The company proposes to build a novel methanol production facility in Lake Charles able to capture carbon that could be utilized for enhanced oil recovery in Texas.
If built, the project will not only be the first methanol facility to employ carbon capture technology; it will be the first petcoke-to-methanol facility in the U.S. By using petcoke as the feedstock and employing carbon capture while producing methanol, hydrogen and other industrial gases and chemical products, the facility is expected to reduce emissions of carbon dioxide that otherwise would be released into the atmosphere.
“Essentially what we’re doing is decarbonizing oil,” Lake Charles Methanol attorney Hunter Johnston told The Washington Post. “We’re lowering the carbon impact of oil, because we’re taking a part of the refinining process that would otherwise be associated with CO2 emissions and we’re capturing that to produce more oil. So there’s this huge benefit of domestic production as a result while improving the environment.”

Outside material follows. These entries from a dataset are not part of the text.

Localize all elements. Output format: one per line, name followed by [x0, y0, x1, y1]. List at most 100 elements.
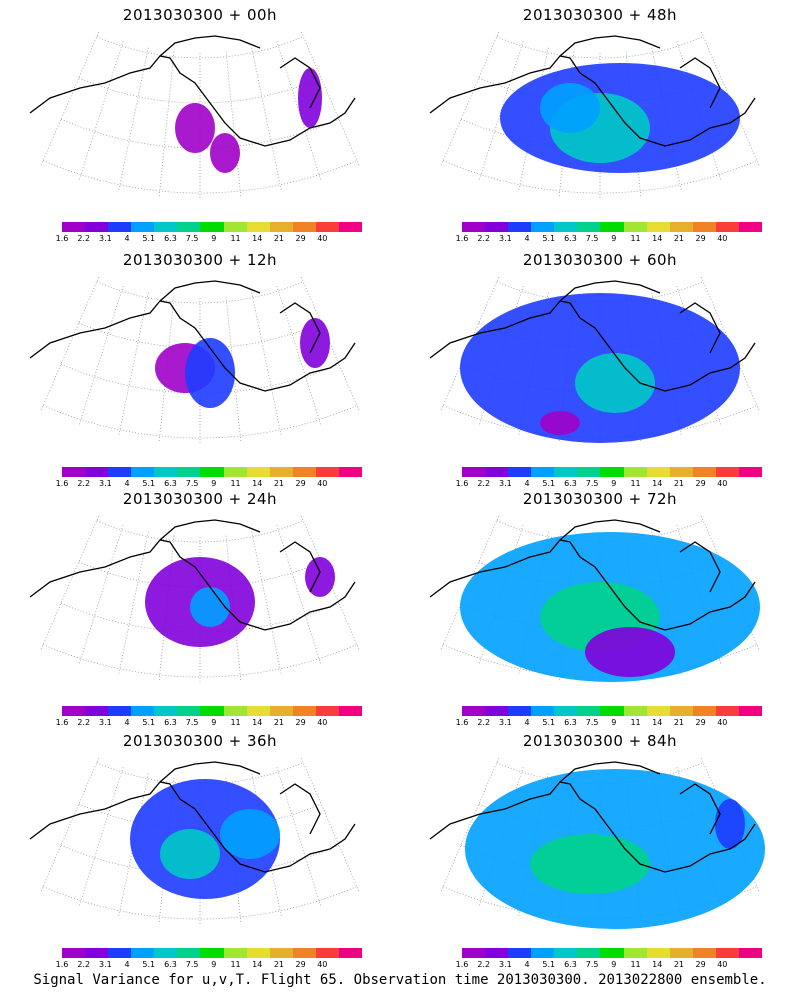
colorbar-swatch	[692, 222, 716, 232]
colorbar-swatch	[508, 222, 532, 232]
colorbar-swatch	[600, 706, 624, 716]
panel-title: 2013030300 + 84h	[522, 732, 678, 750]
colorbar-swatch	[531, 222, 555, 232]
colorbar-tick-label: 2.2	[477, 718, 491, 727]
colorbar-swatch	[338, 948, 363, 958]
colorbar-tick-label: 9	[211, 960, 217, 969]
latitude-gridline	[42, 405, 358, 439]
colorbar-labels: 1.6 2.2 3.1 4 5.1 6.3 7.5 9 11 14 21 29 40	[56, 960, 362, 970]
colorbar-tick-label: 5.1	[542, 234, 556, 243]
colorbar-tick-label: 21	[273, 479, 285, 488]
colorbar-tick-label: 9	[611, 479, 617, 488]
colorbar-swatch	[738, 467, 763, 477]
colorbar-tick-label: 21	[273, 718, 285, 727]
colorbar-tick-label: 2.2	[77, 479, 91, 488]
colorbar-tick-label: 7.5	[585, 234, 599, 243]
panel-title: 2013030300 + 36h	[122, 732, 278, 750]
colorbar-swatch	[200, 706, 224, 716]
latitude-gridline	[96, 520, 304, 543]
coastline	[29, 519, 356, 631]
panel-title: 2013030300 + 12h	[122, 251, 278, 269]
coastline	[29, 280, 356, 392]
coastline	[429, 280, 756, 392]
variance-field-region	[298, 68, 322, 128]
colorbar-tick-label: 29	[295, 479, 306, 488]
colorbar-tick-label: 29	[295, 718, 306, 727]
colorbar	[62, 706, 363, 716]
colorbar-tick-label: 2.2	[477, 479, 491, 488]
panel-title: 2013030300 + 60h	[522, 251, 678, 269]
map-panel-12h: 2013030300 + 12h 1.6 2.2 3.1 4 5.1 6.3 7.5 9 11 1…	[0, 245, 400, 490]
colorbar-swatch	[62, 948, 86, 958]
colorbar-swatch	[108, 467, 132, 477]
map-panel-72h: 2013030300 + 72h 1.6 2.2 3.1 4 5.1 6.3 7.5 9 11 1…	[400, 484, 800, 729]
colorbar	[462, 222, 763, 232]
colorbar-labels: 1.6 2.2 3.1 4 5.1 6.3 7.5 9 11 14 21 29 40	[456, 479, 762, 489]
map-panel-84h: 2013030300 + 84h 1.6 2.2 3.1 4 5.1 6.3 7.5 9 11 1…	[400, 726, 800, 971]
colorbar-swatch	[692, 706, 716, 716]
colorbar-tick-label: 40	[317, 479, 328, 488]
colorbar-swatch	[462, 222, 486, 232]
colorbar-tick-label: 1.6	[455, 479, 469, 488]
latitude-gridline	[96, 36, 304, 59]
colorbar-swatch	[646, 948, 670, 958]
colorbar-tick-label: 6.3	[164, 718, 177, 727]
colorbar-swatch	[223, 467, 247, 477]
colorbar-swatch	[246, 467, 270, 477]
colorbar-swatch	[108, 706, 132, 716]
colorbar-swatch	[577, 222, 601, 232]
colorbar-tick-label: 5.1	[142, 234, 156, 243]
colorbar-swatch	[246, 222, 270, 232]
colorbar-tick-label: 4	[124, 479, 130, 488]
colorbar-tick-label: 29	[695, 960, 706, 969]
colorbar-tick-label: 7.5	[185, 479, 199, 488]
longitude-gridline	[40, 276, 100, 411]
variance-field-region	[305, 557, 335, 597]
colorbar-tick-label: 9	[611, 718, 617, 727]
map-panel-00h: 2013030300 + 00h 1.6 2.2 3.1 4 5.1 6.3 7.5 9 11 1…	[0, 0, 400, 245]
colorbar-tick-label: 40	[717, 234, 728, 243]
coastline	[429, 761, 756, 873]
colorbar-swatch	[531, 706, 555, 716]
colorbar-swatch	[154, 467, 178, 477]
colorbar-swatch	[554, 706, 578, 716]
colorbar-tick-label: 1.6	[55, 479, 69, 488]
latitude-gridline	[496, 36, 704, 59]
latitude-gridline	[442, 160, 758, 194]
colorbar-tick-label: 1.6	[55, 234, 69, 243]
colorbar-swatch	[131, 948, 155, 958]
colorbar-swatch	[669, 706, 693, 716]
colorbar-swatch	[269, 222, 293, 232]
colorbar-tick-label: 40	[717, 960, 728, 969]
colorbar-tick-label: 40	[717, 479, 728, 488]
colorbar-swatch	[715, 222, 739, 232]
colorbar-swatch	[223, 222, 247, 232]
colorbar-tick-label: 29	[695, 718, 706, 727]
longitude-gridline	[40, 31, 100, 166]
colorbar-swatch	[338, 706, 363, 716]
colorbar-swatch	[577, 467, 601, 477]
colorbar-labels: 1.6 2.2 3.1 4 5.1 6.3 7.5 9 11 14 21 29 40	[56, 234, 362, 244]
colorbar-swatch	[600, 948, 624, 958]
colorbar-swatch	[246, 948, 270, 958]
variance-field-region	[175, 103, 215, 153]
colorbar-tick-label: 11	[230, 718, 241, 727]
map-plot	[29, 515, 360, 682]
colorbar-tick-label: 2.2	[477, 960, 491, 969]
colorbar-tick-label: 7.5	[585, 479, 599, 488]
colorbar-swatch	[154, 948, 178, 958]
colorbar-tick-label: 11	[630, 479, 641, 488]
colorbar-swatch	[223, 948, 247, 958]
colorbar-tick-label: 2.2	[77, 718, 91, 727]
colorbar-tick-label: 40	[317, 718, 328, 727]
longitude-gridline	[440, 31, 500, 166]
map-plot	[429, 276, 760, 443]
colorbar-tick-label: 6.3	[164, 234, 177, 243]
latitude-gridline	[78, 77, 322, 104]
variance-field-region	[190, 587, 230, 627]
colorbar-swatch	[200, 467, 224, 477]
colorbar	[462, 467, 763, 477]
colorbar-tick-label: 6.3	[164, 479, 177, 488]
colorbar-tick-label: 5.1	[542, 718, 556, 727]
colorbar-labels: 1.6 2.2 3.1 4 5.1 6.3 7.5 9 11 14 21 29 40	[456, 960, 762, 970]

The captured carbon would be compressed for commercial pipeline transport to oilfields in Texas, resulting in sequestration of 4.2 million metric tons of carbon dioxide annually. According to the Energy Department, the project is estimated to capture 77% of carbon dioxide produced by the facility, reducing greenhouse gas emissions by 36% as compared to typical methanol facilities.
The cost of the facility is projected at $3.8 billion.
Leucadia Energy launched plans for the facility in 2012—initially only for petcoke production—but it was canceled two years later. Houston businessman Don Maley, a former Leucadia executive, formed Lake Charles Methanol in 2015, developing its facility on the same site as the defunct Leucadia project.